Cultura

El poncho, la prenda gaucha que también fue moda en la Buenos Aires virreinal

Un recorrido histórico por el uso del poncho en la ciudad, desde los viajeros del siglo XVIII hasta las testamentarias de la época colonial.

Redacción3 min de lectura
La pilcha gaucha que hace más de dos siglos se usa en las pampas

El poncho es una prenda que se asocia al gaucho y que fue casi obligatoria entre la gente de campo, pero también se usó en Buenos Aires hace dos siglos. De hecho, su presencia en la ciudad quedó registrada en crónicas de viajeros y en documentos de la época virreinal.

Un ejemplo de ello es la descripción del cura portugués Pedro Pereira Fernándes de Mesquita, quien residió en Buenos Aires como prisionero tras la toma de la Colonia del Sacramento por don Pedro de Cevallos. En sus escritos, observó que en las procesiones de Semana Santa, los hombres que formaban las filas iban "revestidos con sus capotes o ponchos y gorros blancos". Aunque se trataba de una tradición española, lo llamativo era que usaban ponchos en lugar de capas.

Un estudio de Nelly Porro y otras autoras sobre 54 ponchos de la época reveló que la mitad eran de color blanco, seguidos por los pardos o plomizos, azules y colorados. Esta diversidad de tonos muestra que la prenda no era exclusiva de un sector social.

En su memoria de 1783, el capitán Juan Francisco de Aguirre coincidía con lo afirmado por Bounganville: "se monta a caballo para ir de una esquina a otra". Aguirre señalaba que "todos sus hijos montan a caballo, pero se puede decir que ya lo más general es únicamente para fuera de la ciudad, pues en el mismo sentido se anda a pie unos de capa y otros en cuerpo [con poncho] hechos unos gentiles petrimetres".

Los oficiales de la marina española José de Espinosa y Francisco Bauzá, que integraron la expedición científica liderada por Alejandro Malaspina, dejaron un diario de viaje desde Mendoza a Buenos Aires en 1794, conservado en el Museo Británico. Allí se menciona que los jóvenes de la ciudad "gustan montar en briosos caballos y se engalanan con ponchos bordados magníficamente".

El quiteño Antonio Alcedo y Bejarano, en su "Diccionario Geográfico de las Indias Occidentales o América", describió el poncho como una "manta cuadrada que usan en América Meridional... tiene en el centro una abertura por donde entra la cabeza y queda colgando por todas partes". Señaló que algunos estaban "bordados de seda, y de oro y plata costosísimos", y que también los usaban algunas señoras.
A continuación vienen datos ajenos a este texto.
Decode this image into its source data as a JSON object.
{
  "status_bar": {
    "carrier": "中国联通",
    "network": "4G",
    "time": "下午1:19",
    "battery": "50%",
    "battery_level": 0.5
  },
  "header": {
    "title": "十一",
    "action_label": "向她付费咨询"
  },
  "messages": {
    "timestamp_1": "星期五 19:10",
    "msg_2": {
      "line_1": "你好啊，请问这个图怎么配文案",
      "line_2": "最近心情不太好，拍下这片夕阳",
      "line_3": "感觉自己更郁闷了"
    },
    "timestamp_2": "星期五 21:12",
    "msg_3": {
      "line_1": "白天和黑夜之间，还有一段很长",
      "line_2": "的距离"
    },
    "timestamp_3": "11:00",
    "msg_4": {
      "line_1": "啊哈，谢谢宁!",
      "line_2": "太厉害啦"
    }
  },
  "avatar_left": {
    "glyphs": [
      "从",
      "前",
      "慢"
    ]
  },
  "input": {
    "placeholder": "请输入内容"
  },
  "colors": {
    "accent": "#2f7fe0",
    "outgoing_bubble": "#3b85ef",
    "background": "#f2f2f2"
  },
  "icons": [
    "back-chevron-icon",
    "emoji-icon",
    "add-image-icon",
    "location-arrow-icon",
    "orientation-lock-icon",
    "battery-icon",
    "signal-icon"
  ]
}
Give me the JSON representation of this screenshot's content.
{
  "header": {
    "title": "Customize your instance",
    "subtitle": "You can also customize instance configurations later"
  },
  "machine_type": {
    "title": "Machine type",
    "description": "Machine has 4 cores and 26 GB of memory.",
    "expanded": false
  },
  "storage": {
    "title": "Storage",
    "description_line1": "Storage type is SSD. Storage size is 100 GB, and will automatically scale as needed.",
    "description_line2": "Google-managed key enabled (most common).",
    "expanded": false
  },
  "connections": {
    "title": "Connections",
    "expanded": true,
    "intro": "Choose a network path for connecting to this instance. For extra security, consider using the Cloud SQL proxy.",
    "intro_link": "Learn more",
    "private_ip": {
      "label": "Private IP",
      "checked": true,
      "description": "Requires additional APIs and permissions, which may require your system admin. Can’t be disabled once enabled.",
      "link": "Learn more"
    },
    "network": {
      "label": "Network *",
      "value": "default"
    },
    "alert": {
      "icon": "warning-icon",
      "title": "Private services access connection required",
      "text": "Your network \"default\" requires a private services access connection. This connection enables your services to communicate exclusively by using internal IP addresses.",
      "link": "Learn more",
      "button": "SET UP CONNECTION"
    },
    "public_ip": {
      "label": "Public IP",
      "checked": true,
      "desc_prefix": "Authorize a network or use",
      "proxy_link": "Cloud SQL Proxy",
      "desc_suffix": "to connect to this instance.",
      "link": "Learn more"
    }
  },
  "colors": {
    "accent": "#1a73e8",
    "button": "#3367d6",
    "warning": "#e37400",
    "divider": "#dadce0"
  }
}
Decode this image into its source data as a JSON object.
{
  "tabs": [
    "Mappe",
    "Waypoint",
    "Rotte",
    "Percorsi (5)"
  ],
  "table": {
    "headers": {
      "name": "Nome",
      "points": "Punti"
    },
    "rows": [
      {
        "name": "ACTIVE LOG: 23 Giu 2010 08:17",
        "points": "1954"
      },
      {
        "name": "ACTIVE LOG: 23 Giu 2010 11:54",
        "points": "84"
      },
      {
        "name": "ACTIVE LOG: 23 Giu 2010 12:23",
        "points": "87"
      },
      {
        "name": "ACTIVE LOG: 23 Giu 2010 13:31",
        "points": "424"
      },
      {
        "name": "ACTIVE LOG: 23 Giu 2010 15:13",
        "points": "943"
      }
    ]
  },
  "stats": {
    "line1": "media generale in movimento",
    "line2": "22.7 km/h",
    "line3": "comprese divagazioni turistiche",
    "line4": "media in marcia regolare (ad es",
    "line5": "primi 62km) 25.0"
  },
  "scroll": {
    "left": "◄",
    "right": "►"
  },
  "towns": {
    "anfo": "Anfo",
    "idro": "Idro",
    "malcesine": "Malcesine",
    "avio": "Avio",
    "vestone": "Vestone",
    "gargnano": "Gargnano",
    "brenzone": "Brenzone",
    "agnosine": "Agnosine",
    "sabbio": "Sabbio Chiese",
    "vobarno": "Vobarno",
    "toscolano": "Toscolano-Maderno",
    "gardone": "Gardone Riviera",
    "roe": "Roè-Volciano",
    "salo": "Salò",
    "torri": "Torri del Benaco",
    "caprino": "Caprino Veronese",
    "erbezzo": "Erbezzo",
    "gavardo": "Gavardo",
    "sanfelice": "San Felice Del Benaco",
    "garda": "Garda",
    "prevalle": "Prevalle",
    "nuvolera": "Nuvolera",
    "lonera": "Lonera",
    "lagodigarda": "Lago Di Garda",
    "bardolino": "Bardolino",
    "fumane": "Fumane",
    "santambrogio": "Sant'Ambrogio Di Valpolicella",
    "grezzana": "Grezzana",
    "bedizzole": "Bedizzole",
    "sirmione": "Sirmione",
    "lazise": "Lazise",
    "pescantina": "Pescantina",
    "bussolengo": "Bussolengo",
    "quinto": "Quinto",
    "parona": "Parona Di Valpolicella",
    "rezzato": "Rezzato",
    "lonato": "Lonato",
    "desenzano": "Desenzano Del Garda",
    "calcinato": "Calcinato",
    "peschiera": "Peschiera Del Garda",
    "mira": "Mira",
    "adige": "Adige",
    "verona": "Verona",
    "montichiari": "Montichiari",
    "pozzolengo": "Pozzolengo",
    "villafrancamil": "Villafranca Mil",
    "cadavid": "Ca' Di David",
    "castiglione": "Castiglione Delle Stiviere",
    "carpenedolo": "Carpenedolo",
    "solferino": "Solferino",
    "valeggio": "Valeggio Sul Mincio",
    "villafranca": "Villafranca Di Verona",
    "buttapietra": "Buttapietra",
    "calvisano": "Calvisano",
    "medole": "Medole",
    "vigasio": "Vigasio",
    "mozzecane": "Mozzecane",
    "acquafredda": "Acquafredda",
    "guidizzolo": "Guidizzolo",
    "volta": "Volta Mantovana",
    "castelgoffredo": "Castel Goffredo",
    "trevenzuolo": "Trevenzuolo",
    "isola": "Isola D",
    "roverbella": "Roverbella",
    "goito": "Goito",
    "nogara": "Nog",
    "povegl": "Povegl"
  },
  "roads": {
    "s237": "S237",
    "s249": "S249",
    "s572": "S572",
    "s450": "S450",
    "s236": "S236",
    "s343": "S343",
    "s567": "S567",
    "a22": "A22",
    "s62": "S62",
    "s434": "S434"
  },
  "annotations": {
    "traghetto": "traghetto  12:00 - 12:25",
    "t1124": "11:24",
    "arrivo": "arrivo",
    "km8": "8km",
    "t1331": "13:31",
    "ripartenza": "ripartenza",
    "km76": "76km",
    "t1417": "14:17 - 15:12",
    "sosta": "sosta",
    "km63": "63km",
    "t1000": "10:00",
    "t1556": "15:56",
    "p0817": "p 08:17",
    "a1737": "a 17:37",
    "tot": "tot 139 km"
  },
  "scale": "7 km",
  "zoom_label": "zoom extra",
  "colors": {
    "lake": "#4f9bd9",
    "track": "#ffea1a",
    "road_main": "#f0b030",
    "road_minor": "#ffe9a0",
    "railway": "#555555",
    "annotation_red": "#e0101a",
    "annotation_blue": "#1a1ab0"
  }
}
Los precios variaban según la calidad: los comunes costaban hasta 4 reales; los ponchos pala, de 3 a 7 pesos; los calamacos, entre 9 y 20 pesos; y los balandranes, de 30 a 50 pesos.

La presencia del poncho en el guardarropa femenino está documentada en testamentarias de importantes mujeres porteñas. María Martina Pereyra de Lucena, fallecida en 1799 a los 57 años, poseía uno. También se menciona en la carta de dote que firmó don Juan José de Lezica y Torrezuri en 1783 para su hija Juana Nepomucena. Otras mujeres como Rosa Tagle y Bracho, Lucía Magallanes, Clara R. Díaz y María Francisca Ferreira también contaban con la prenda.

En el caso de los hombres, se encontraron 103 ponchos en sucesiones y documentos de la época virreinal. Entre sus dueños estaban Fernando Caviedes, Manuel Martínez de Ochagavía, Tomás de Arroyo, el abogado Claudio Rospigliosi, e incluso estancieros como don Clemente López de Osornio y Januario Fernández do Eijo, propietarios de grandes extensiones en el pago de la Magdalena.

El valor sentimental de la prenda se refleja en un gasto registrado por el tercer virrey del Río de la Plata, don Nicolás del Campo, marqués de Loreto, quien pagó dos pesos el 30 de abril de 1786 "por un poncho de un cautivo rescatado".

El uso del poncho continuó en la ciudad durante el siglo XIX. En la novela "Amalia", de José Mármol, el padre de Daniel Bello aparece "cubierto con un poncho oscuro". Justo José de Urquiza entró a Buenos Aires después de Caseros vistiendo "poncho blanco corto sobre la casaca militar y pantalón con franja de oro", según recordó Antonio Zinny. Algunos consideraron esa prenda una ofensa para los porteños, pero su uso era una costumbre arraigada desde la época virreinal.